A practical consideration when planning a CE offering is the location for the program. Such mundane concerns as housing and food must be planned. My assessment of the community also included these aspects of program planning. I found that the community did not have a motel or hotel and that the only restaurant in town had closed the week before my arrival. Obviously, I needed to look at other alternatives.
I learned that high school students from the Indian community attended a school in a neighboring rural town. The town had adequate facilities to accommodate a workshop. Including another community also would broaden the impact of the workshop by making it available to more nurses and health care providers.
Timing of the workshop was important to the success of the program offering. The special circumstances in the hospital and community during the time of the proposed workshop needed to be considered. It was necessary to work closely with the director of nursing of the local hospital to coordinate schedules. The workshop needed to be scheduled at a time when other events did not take priority. For example, it would not be appropriate timing to conduct a workshop the week that the hospital was to be reviewed by an accreditation team.
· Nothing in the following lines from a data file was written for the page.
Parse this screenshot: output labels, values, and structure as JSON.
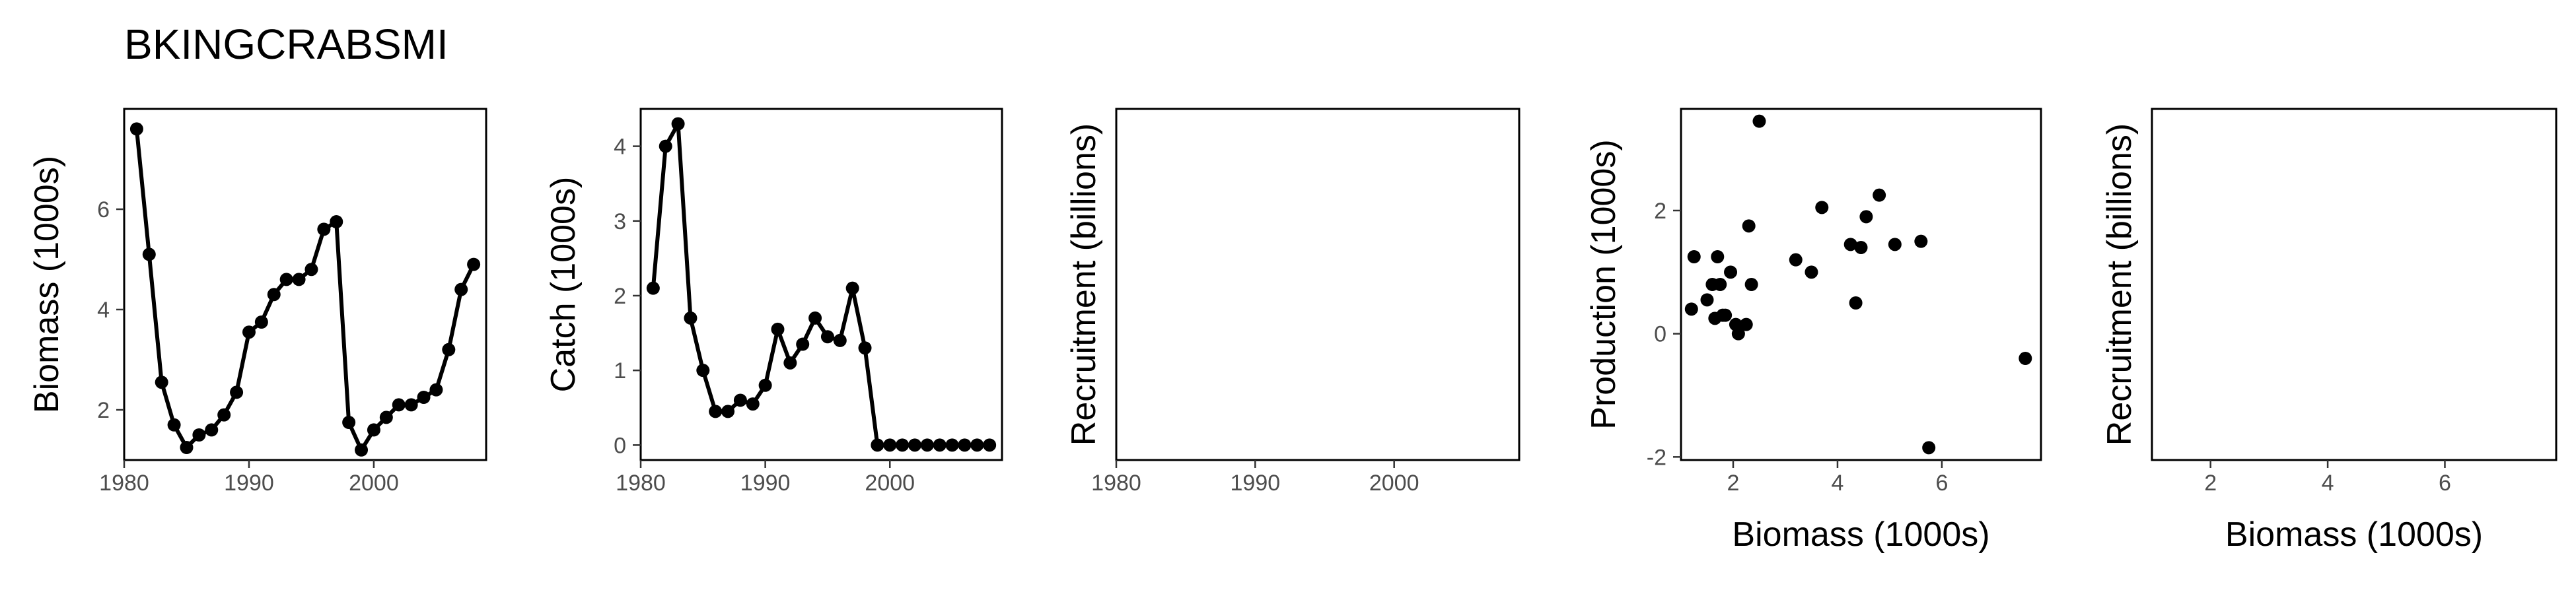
{
  "page_title": "BKINGCRABSMI",
  "chart_data": [
    {
      "type": "line",
      "ylabel": "Biomass (1000s)",
      "xlim": [
        1980,
        2009
      ],
      "ylim": [
        1,
        8
      ],
      "xticks": [
        1980,
        1990,
        2000
      ],
      "yticks": [
        2,
        4,
        6
      ],
      "points": true,
      "series": [
        {
          "x": [
            1981,
            1982,
            1983,
            1984,
            1985,
            1986,
            1987,
            1988,
            1989,
            1990,
            1991,
            1992,
            1993,
            1994,
            1995,
            1996,
            1997,
            1998,
            1999,
            2000,
            2001,
            2002,
            2003,
            2004,
            2005,
            2006,
            2007,
            2008
          ],
          "values": [
            7.6,
            5.1,
            2.55,
            1.7,
            1.25,
            1.5,
            1.6,
            1.9,
            2.35,
            3.55,
            3.75,
            4.3,
            4.6,
            4.6,
            4.8,
            5.6,
            5.75,
            1.75,
            1.2,
            1.6,
            1.85,
            2.1,
            2.1,
            2.25,
            2.4,
            3.2,
            4.4,
            4.9
          ]
        }
      ]
    },
    {
      "type": "line",
      "ylabel": "Catch (1000s)",
      "xlim": [
        1980,
        2009
      ],
      "ylim": [
        -0.2,
        4.5
      ],
      "xticks": [
        1980,
        1990,
        2000
      ],
      "yticks": [
        0,
        1,
        2,
        3,
        4
      ],
      "points": true,
      "series": [
        {
          "x": [
            1981,
            1982,
            1983,
            1984,
            1985,
            1986,
            1987,
            1988,
            1989,
            1990,
            1991,
            1992,
            1993,
            1994,
            1995,
            1996,
            1997,
            1998,
            1999,
            2000,
            2001,
            2002,
            2003,
            2004,
            2005,
            2006,
            2007,
            2008
          ],
          "values": [
            2.1,
            4.0,
            4.3,
            1.7,
            1.0,
            0.45,
            0.45,
            0.6,
            0.55,
            0.8,
            1.55,
            1.1,
            1.35,
            1.7,
            1.45,
            1.4,
            2.1,
            1.3,
            0.0,
            0.0,
            0.0,
            0.0,
            0.0,
            0.0,
            0.0,
            0.0,
            0.0,
            0.0
          ]
        }
      ]
    },
    {
      "type": "line",
      "ylabel": "Recruitment (billions)",
      "xlim": [
        1980,
        2009
      ],
      "ylim": [
        0,
        1
      ],
      "xticks": [
        1980,
        1990,
        2000
      ],
      "yticks": [],
      "series": []
    },
    {
      "type": "scatter",
      "xlabel": "Biomass (1000s)",
      "ylabel": "Production (1000s)",
      "xlim": [
        1.0,
        7.9
      ],
      "ylim": [
        -2.05,
        3.65
      ],
      "xticks": [
        2,
        4,
        6
      ],
      "yticks": [
        -2,
        0,
        2
      ],
      "series": [
        {
          "x": [
            1.25,
            1.2,
            1.5,
            1.6,
            1.65,
            1.7,
            1.75,
            1.8,
            1.85,
            1.95,
            2.05,
            2.1,
            2.25,
            2.3,
            2.35,
            2.5,
            3.2,
            3.5,
            3.7,
            4.25,
            4.35,
            4.45,
            4.55,
            4.8,
            5.1,
            5.6,
            5.75,
            7.6
          ],
          "values": [
            1.25,
            0.4,
            0.55,
            0.8,
            0.25,
            1.25,
            0.8,
            0.3,
            0.3,
            1.0,
            0.15,
            0.0,
            0.15,
            1.75,
            0.8,
            3.45,
            1.2,
            1.0,
            2.05,
            1.45,
            0.5,
            1.4,
            1.9,
            2.25,
            1.45,
            1.5,
            -1.85,
            -0.4
          ]
        }
      ]
    },
    {
      "type": "scatter",
      "xlabel": "Biomass (1000s)",
      "ylabel": "Recruitment (billions)",
      "xlim": [
        1.0,
        7.9
      ],
      "ylim": [
        0,
        1
      ],
      "xticks": [
        2,
        4,
        6
      ],
      "yticks": [],
      "series": []
    }
  ]
}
Also, enough lead time must be allowed in order to plan the workshop. The director of nursing at the US Public Health Service hospital suggested that she be informed at least six weeks in advance of the date of the program in order to make arrangements for staff relief from clinical assignments.
Entering an Tndfon community to assess nurses' continuing education needs required that I be sensitive to the protocol of the hospital and other agencies in the community. I entered with an attitude of learning as well as assessing the educational needs of nurses working with Indian clients. Avoiding stereotyping and clarifying communication made it possible to accurately assess the special mental health problems of Indian clients as perceived by their health care personnel. These problems were then prioritized and the CE needs of the nurses in the community were assessed.
Alcoholism and the related problems were identified as priority CE needs in the Indian community. Further assessment of the community, and time and distance considerations suggested that an intensive one- or two-day workshop on these topics would be most efficient and economical. Because the Indian community lacked the appropriate facilities for conducting a workshop, I recommended that the workshop be held in a neighboring rural town. This also extended the program offering to nurses and other health care personnel from a wider geographical area.
The cooperation, time and interest of the director of nursing and other significant persons in the community were essential to assessing nurses' continuing education needs for this Indian community.
- 1. Taylor TW: The States and Their Indian Citizens. Washington, DC, US Department of Interior, Bureau of Indian Affairs, 1972.
- 2. Joe J, Gallerito C, Pino J: Cultural health traditions: American Indian perspectives, in Branch MF, Paxton PP (eds): Providing Safe Nursing Care for Ethnic People of Color. New York, Appleton Century Crofts, 1976, pp 81-98.
- 3. Primeaux MH: Caring for the American Indian client. Am J Nurs 1977; 77:91-94.
- 4. Kneip-Hardy M, Burkhardt MA: Nursing the Navajo. Am J Nurs 1977; 77:95-96.
- 5. Primeaux MH: American Indian health care practices: a cross-cultural perspective. Nurs Clin North Am 1977; 12:55-65.